Anti-Semitism doesn’t blindside me. My catchphrase for 2020 is ‘shocked but not surprised’. Was I shocked that Wiley went on a 48-hour Twitter tirade spewing every anti-Semitic trope, unchecked by the gatekeepers of that website? Yes, but not surprised. Was I shocked that a man hung a banner from the 405 freeway in LA saying ‘Jews Want A Race War’ and no mainstream media reported it? Yes, but not surprised.

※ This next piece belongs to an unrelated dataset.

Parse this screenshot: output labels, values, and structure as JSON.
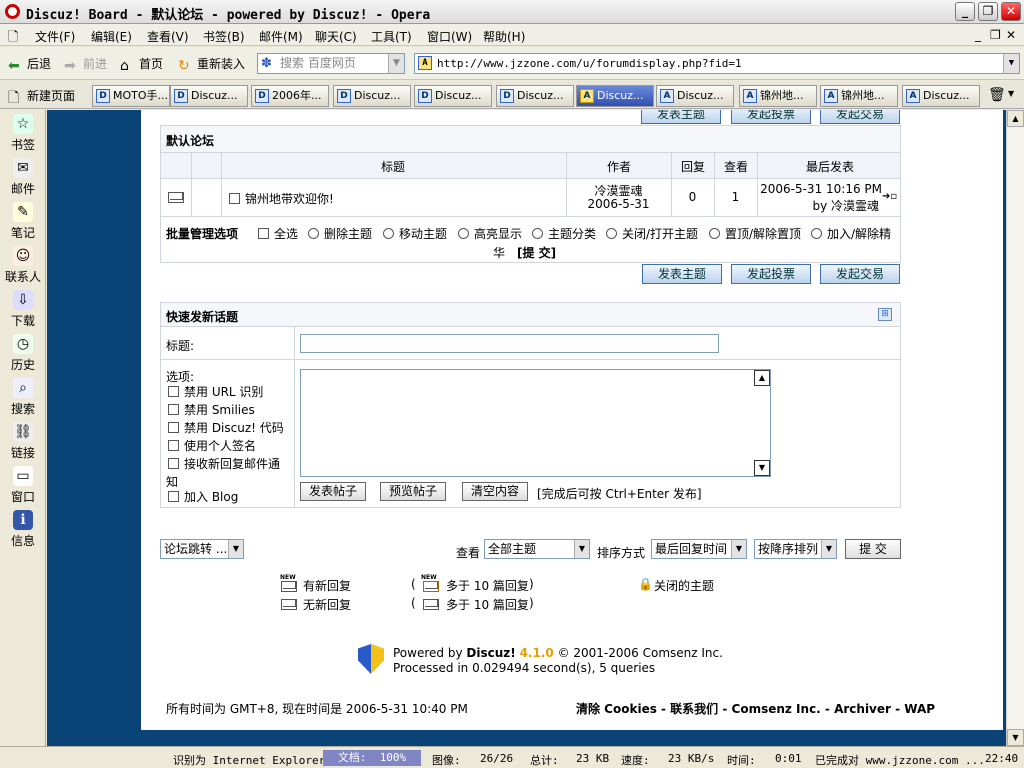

Jew-hatred is a conspiracy theory, a web of lies, a syphilis of the mind that’s greatly pleasurable to those who engage in the sport of it, even if those engaged are in denial about the root. The saddest part is that anti-Semitism ultimately hurts the non-Jewish world. Jewish communities have survived for more than 3,000 years to bring brilliant ideas, beautiful customs, ground- breaking art and mighty heart to the societies we seek to be part of. When society turns against its Jews, it is an indication that something is rotting. Combatting anti-Semitism is not a matter for Jews, it is a matter for everybody. If you’re not engaged yet, then why not?